We have a table that contains website page views, like:
time | page_id
----------|-----------------------------
1256645862| pageA
1256645889| pageB
1256647199| pageA
1256647198| pageA
1256647300| pageB
1257863235| pageA
1257863236| pageC
In our production table, there is currently about 40K rows. We want to generate, for each day, the count of unique pages viewed in the last 30 days, 60 days, and 90 days. So, in the result set, we can look-up a day, and see how many unique pages were accessed within the 60-day period preceding that day.
We were able to get a query to work in MSSQL:
SELECT DISTINCT
CONVERT(VARCHAR,P.NDATE,101) AS 'DATE',
(SELECT COUNT(DISTINCT SUB.PAGE_ID) FROM (SELECT PAGE_ID FROM perflog WHERE NDATE BETWEEN DATEADD(D,-29,P.NDATE) AND P.NDATE) AS SUB) AS '30D',
(SELECT COUNT(DISTINCT SUB.PAGE_ID) FROM (SELECT PAGE_ID FROM perflog WHERE NDATE BETWEEN DATEADD(D,-59,P.NDATE) AND P.NDATE) AS SUB) AS '60D',
(SELECT COUNT(DISTINCT SUB.PAGE_ID) FROM (SELECT PAGE_ID FROM perflog WHERE NDATE BETWEEN DATEADD(D,-89,P.NDATE) AND P.NDATE) AS SUB) AS '90D'
FROM PERFLOG P
ORDER BY 'DATE'
NOTE: because MSSQL doesn't have the FROM_UNIXTIME function, we added the NDATE column for testing, which is just the converted time
. NDATE does not exist in the production table.
Converting this query to MySQL gives us the "Unknown colum P.time" error:
SELECT DISTINCT
FROM_UNIXTIME(P.time,'%Y-%m-%d') AS 'DATE',
(SELECT COUNT(DISTINCT SUB.PAGE_ID) FROM (SELECT PAGE_ID FROM perflog WHERE FROM_UNIXTIME(time,'%Y-%m-%d') BETWEEN DATE_SUB(FROM_UNIXTIME(P.time,'%Y-%m-%d'), INTERVAL 30 DAY) AND FROM_UNIXTIME(P.time,'%Y-%m-%d')) AS SUB) AS '30D',
(SELECT COUNT(DISTINCT SUB.PAGE_ID) FROM (SELECT PAGE_ID FROM perflog WHERE FROM_UNIXTIME(time,'%Y-%m-%d') BETWEEN DATE_SUB(FROM_UNIXTIME(P.time,'%Y-%m-%d'), INTERVAL 60 DAY) AND FROM_UNIXTIME(P.time,'%Y-%m-%d')) AS SUB) AS '60D',
(SELECT COUNT(DISTINCT SUB.PAGE_ID) FROM (SELECT PAGE_ID FROM perflog WHERE FROM_UNIXTIME(time,'%Y-%m-%d') BETWEEN DATE_SUB(FROM_UNIXTIME(P.time,'%Y-%m-%d'), INTERVAL 90 DAY) AND FROM_UNIXTIME(P.time,'%Y-%m-%d')) AS SUB) AS '90D'
FROM PERFLOG P
ORDER BY 'DATE'
I understand this is because we cannot have a correlated subquery that references a table in the outer FROM clause. But, unfortunately, we are at a loss on how to convert this query to work in MySQL. For now, we simply return all DISTINCT rows from the table and post-process it in PHP. Takes about 2-3 seconds for 40K rows. I'm worried about the performance when we have 100's of 1000's of rows.
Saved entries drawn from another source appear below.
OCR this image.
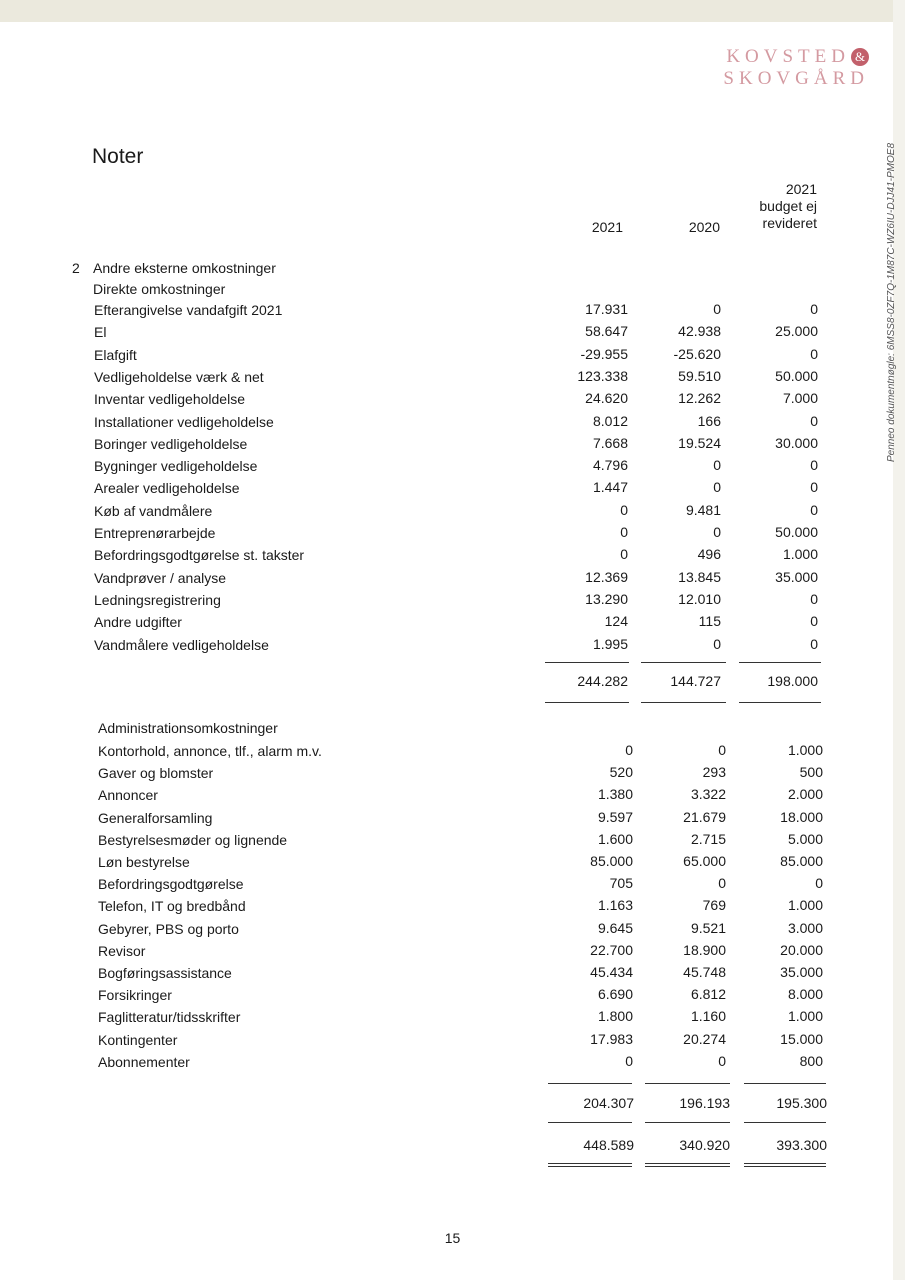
KOVSTED &
SKOVGÅRD
Noter
2021	2020
2021
budget ej
revideret
2 Andre eksterne omkostninger
Direkte omkostninger
Efterangivelse vandafgift 2021	17.931	0	0
El	58.647	42.938	25.000
Elafgift	-29.955	-25.620	0
Vedligeholdelse værk & net	123.338	59.510	50.000
Inventar vedligeholdelse	24.620	12.262	7.000
Installationer vedligeholdelse	8.012	166	0
Boringer vedligeholdelse	7.668	19.524	30.000
Bygninger vedligeholdelse	4.796	0	0
Arealer vedligeholdelse	1.447	0	0
Køb af vandmålere	0	9.481	0
Entreprenørarbejde	0	0	50.000
Befordringsgodtgørelse st. takster	0	496	1.000
Vandprøver / analyse	12.369	13.845	35.000
Ledningsregistrering	13.290	12.010	0
Andre udgifter	124	115	0
Vandmålere vedligeholdelse	1.995	0	0
244.282	144.727	198.000
Administrationsomkostninger
Kontorhold, annonce, tlf., alarm m.v.	0	0	1.000
Gaver og blomster	520	293	500
Annoncer	1.380	3.322	2.000
Generalforsamling	9.597	21.679	18.000
Bestyrelsesmøder og lignende	1.600	2.715	5.000
Løn bestyrelse	85.000	65.000	85.000
Befordringsgodtgørelse	705	0	0
Telefon, IT og bredbånd	1.163	769	1.000
Gebyrer, PBS og porto	9.645	9.521	3.000
Revisor	22.700	18.900	20.000
Bogføringsassistance	45.434	45.748	35.000
Forsikringer	6.690	6.812	8.000
Faglitteratur/tidsskrifter	1.800	1.160	1.000
Kontingenter	17.983	20.274	15.000
Abonnementer	0	0	800
204.307	196.193	195.300
448.589	340.920	393.300
Penneo dokumentnøgle: 6MSS8-0ZF7Q-1M87C-WZ6IU-DJJ41-PMOE8
15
Is it possible to do in MySQL? If so, can we expect it to perform better than our PHP post-processed solution.
UPDATE: Here's the query for creating the table:
CREATE TABLE `perflog` (
`user_id` VARBINARY( 40 ) NOT NULL ,
`elapsed` float UNSIGNED NOT NULL ,
`page_id` VARCHAR( 255 ) NOT NULL ,
`time` INT( 10 ) UNSIGNED NOT NULL ,
`ip` VARBINARY( 40 ) NOT NULL ,
`agent` VARCHAR( 255 ) NOT NULL ,
PRIMARY KEY ( `user_id` , `page_id` , `time` , `ip`, `agent` )
) ENGINE MyISAM
Our production table has ~40K rows thus far.